Fuentes isn’t the only legal challenge born out of Operation Midway Blitz. In November, U.S. District Judge Sara Ellis granted an injunction to a group of protesters, religious leaders and journalists after determining the force used by federal immigration authorities was improper and excessive.
The Seventh Circuit blocked the Barack Obama-appointed judge’s order. The panel of two Trump appointees and one Ronald Reagan appointee called Ellis’ order overbroad and said it teeters on an infringement of the separation of powers. In a surprising legal maneuver, the attorneys for the group of protesters, religious leaders and journalists moved to dismiss the excessive force lawsuit against federal immigration authorities on Dec. 2. Ellis didn’t immediately grant the motion and instead gave any class members the option to object to it by Dec. 19.
“We won our case the day they left town,” David Owens, an attorney with Loevy + Loevy, said in a news release the day the motion to dismiss was announced. “The people of Chicago stood up to the Trump administration’s bullying and intimidation, and showed them they were messing with the wrong city.”

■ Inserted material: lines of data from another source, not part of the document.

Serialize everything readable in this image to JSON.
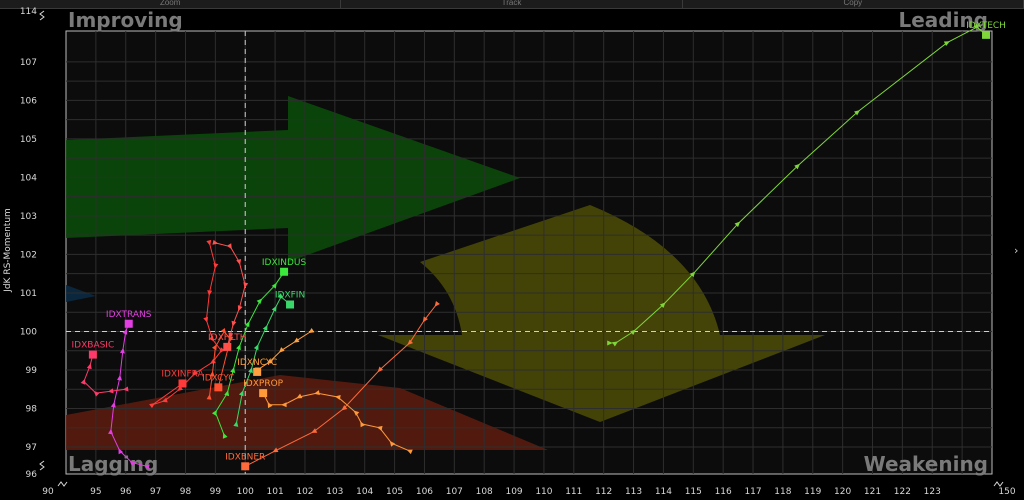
{
  "toolbar": {
    "tabs": [
      "Zoom",
      "Track",
      "Copy"
    ]
  },
  "chart_data": {
    "type": "scatter",
    "title": "",
    "xlabel": "",
    "ylabel": "JdK RS-Momentum",
    "xlim": [
      94,
      125
    ],
    "ylim": [
      96.3,
      107.8
    ],
    "x_ticks": [
      90,
      95,
      96,
      97,
      98,
      99,
      100,
      101,
      102,
      103,
      104,
      105,
      106,
      107,
      108,
      109,
      110,
      111,
      112,
      113,
      114,
      115,
      116,
      117,
      118,
      119,
      120,
      121,
      122,
      123,
      150
    ],
    "y_ticks": [
      114,
      107,
      106,
      105,
      104,
      103,
      102,
      101,
      100,
      99,
      98,
      97,
      96
    ],
    "reference_lines": {
      "x": 100,
      "y": 100
    },
    "quadrants": {
      "top_left": "Improving",
      "top_right": "Leading",
      "bottom_left": "Lagging",
      "bottom_right": "Weakening"
    },
    "grid": true,
    "series": [
      {
        "name": "IDXTECH",
        "color": "#7fd63a",
        "points": [
          [
            112.2,
            99.7
          ],
          [
            112.4,
            99.7
          ],
          [
            113.0,
            100.0
          ],
          [
            114.0,
            100.7
          ],
          [
            115.0,
            101.5
          ],
          [
            116.5,
            102.8
          ],
          [
            118.5,
            104.3
          ],
          [
            120.5,
            105.7
          ],
          [
            123.5,
            107.5
          ],
          [
            124.5,
            107.9
          ],
          [
            124.8,
            107.7
          ]
        ]
      },
      {
        "name": "IDXINDUS",
        "color": "#3ce83c",
        "points": [
          [
            99.3,
            97.3
          ],
          [
            99.0,
            97.9
          ],
          [
            99.4,
            98.4
          ],
          [
            99.6,
            99.0
          ],
          [
            99.8,
            99.6
          ],
          [
            100.1,
            100.2
          ],
          [
            100.5,
            100.8
          ],
          [
            101.0,
            101.2
          ],
          [
            101.3,
            101.55
          ]
        ]
      },
      {
        "name": "IDXFIN",
        "color": "#38d86a",
        "points": [
          [
            99.7,
            97.6
          ],
          [
            99.9,
            98.4
          ],
          [
            100.2,
            99.0
          ],
          [
            100.4,
            99.6
          ],
          [
            100.7,
            100.1
          ],
          [
            101.0,
            100.6
          ],
          [
            101.2,
            100.9
          ],
          [
            101.5,
            100.7
          ]
        ]
      },
      {
        "name": "IDXTRANS",
        "color": "#e23ee2",
        "points": [
          [
            96.7,
            96.5
          ],
          [
            96.2,
            96.6
          ],
          [
            95.8,
            96.9
          ],
          [
            95.5,
            97.4
          ],
          [
            95.6,
            98.1
          ],
          [
            95.8,
            98.8
          ],
          [
            95.9,
            99.5
          ],
          [
            96.0,
            100.0
          ],
          [
            96.1,
            100.2
          ]
        ]
      },
      {
        "name": "IDXBASIC",
        "color": "#ff3a6a",
        "points": [
          [
            96.0,
            98.5
          ],
          [
            95.5,
            98.45
          ],
          [
            95.0,
            98.4
          ],
          [
            94.6,
            98.7
          ],
          [
            94.8,
            99.1
          ],
          [
            94.9,
            99.4
          ]
        ]
      },
      {
        "name": "IDXINFRA",
        "color": "#ff3a3a",
        "points": [
          [
            98.8,
            102.3
          ],
          [
            99.0,
            101.7
          ],
          [
            98.8,
            101.0
          ],
          [
            98.7,
            100.3
          ],
          [
            98.9,
            99.8
          ],
          [
            99.2,
            99.5
          ],
          [
            98.9,
            99.2
          ],
          [
            98.3,
            98.9
          ],
          [
            97.8,
            98.5
          ],
          [
            97.3,
            98.2
          ],
          [
            96.9,
            98.1
          ],
          [
            97.9,
            98.65
          ]
        ]
      },
      {
        "name": "IDXHLTH",
        "color": "#ff5050",
        "points": [
          [
            99.0,
            102.3
          ],
          [
            99.5,
            102.2
          ],
          [
            99.8,
            101.8
          ],
          [
            100.0,
            101.2
          ],
          [
            99.8,
            100.6
          ],
          [
            99.6,
            100.2
          ],
          [
            99.5,
            99.9
          ],
          [
            99.4,
            99.6
          ]
        ]
      },
      {
        "name": "IDXCYC",
        "color": "#ff5030",
        "points": [
          [
            98.8,
            98.3
          ],
          [
            98.9,
            98.9
          ],
          [
            99.0,
            99.6
          ],
          [
            99.3,
            100.0
          ],
          [
            99.5,
            99.8
          ],
          [
            99.1,
            98.55
          ]
        ]
      },
      {
        "name": "IDXNCYC",
        "color": "#ffa040",
        "points": [
          [
            102.2,
            100.0
          ],
          [
            101.7,
            99.75
          ],
          [
            101.2,
            99.5
          ],
          [
            100.8,
            99.2
          ],
          [
            100.4,
            99.0
          ],
          [
            100.4,
            98.95
          ]
        ]
      },
      {
        "name": "IDXPROP",
        "color": "#ff9a3a",
        "points": [
          [
            105.5,
            96.9
          ],
          [
            104.9,
            97.1
          ],
          [
            104.5,
            97.5
          ],
          [
            103.9,
            97.6
          ],
          [
            103.7,
            97.9
          ],
          [
            103.1,
            98.3
          ],
          [
            102.4,
            98.4
          ],
          [
            101.8,
            98.3
          ],
          [
            101.3,
            98.1
          ],
          [
            100.8,
            98.1
          ],
          [
            100.6,
            98.4
          ]
        ]
      },
      {
        "name": "IDXENER",
        "color": "#ff6a3a",
        "points": [
          [
            106.4,
            100.7
          ],
          [
            106.0,
            100.3
          ],
          [
            105.5,
            99.7
          ],
          [
            104.5,
            99.0
          ],
          [
            103.3,
            98.0
          ],
          [
            102.3,
            97.4
          ],
          [
            101.0,
            96.9
          ],
          [
            100.0,
            96.5
          ]
        ]
      }
    ]
  },
  "colors": {
    "background": "#000000",
    "plot_area": "#0c0c0c",
    "grid": "#2e2e2e",
    "improving_arrow": "#0b4a0b",
    "weakening_arrow": "#4a4a08",
    "lagging_arrow": "#5a1c10",
    "quadrant_label": "#7a7a7a"
  }
}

Justice Department attorneys argued that the plaintiffs’ motion to dismiss should bar others from filing similar claims of excessive force from federal agents, although the newly signed bill enshrines those legal protections in state law.
“At a moment when the Trump Administration attacks immigrants on a daily basis, everyday people in Illinois stepped up to look out for their neighbors and demand real protections that re-establish our state as a national leader in protecting all communities,” Lawrence Benito, the executive director of the Illinois Coalition for Immigrant and Refugee Rights, said in an emailed news release. “We thank Governor Pritzker and members of the General Assembly for showing the leadership needed to meet the moment, listening to immigrant communities, and making HB 1312 law in Illinois.”
The Illinois Coalition for Immigrant and Refugee Rights is just one group in Chicago that has functioned as a watchdog for immigrant communities with its hotline for spotting federal agents. The organization also led the charge in passing out know your rights pamphlets and posters, which schools and day cares are now required to provide, per the newly passed bill. The measure goes into effect immediately.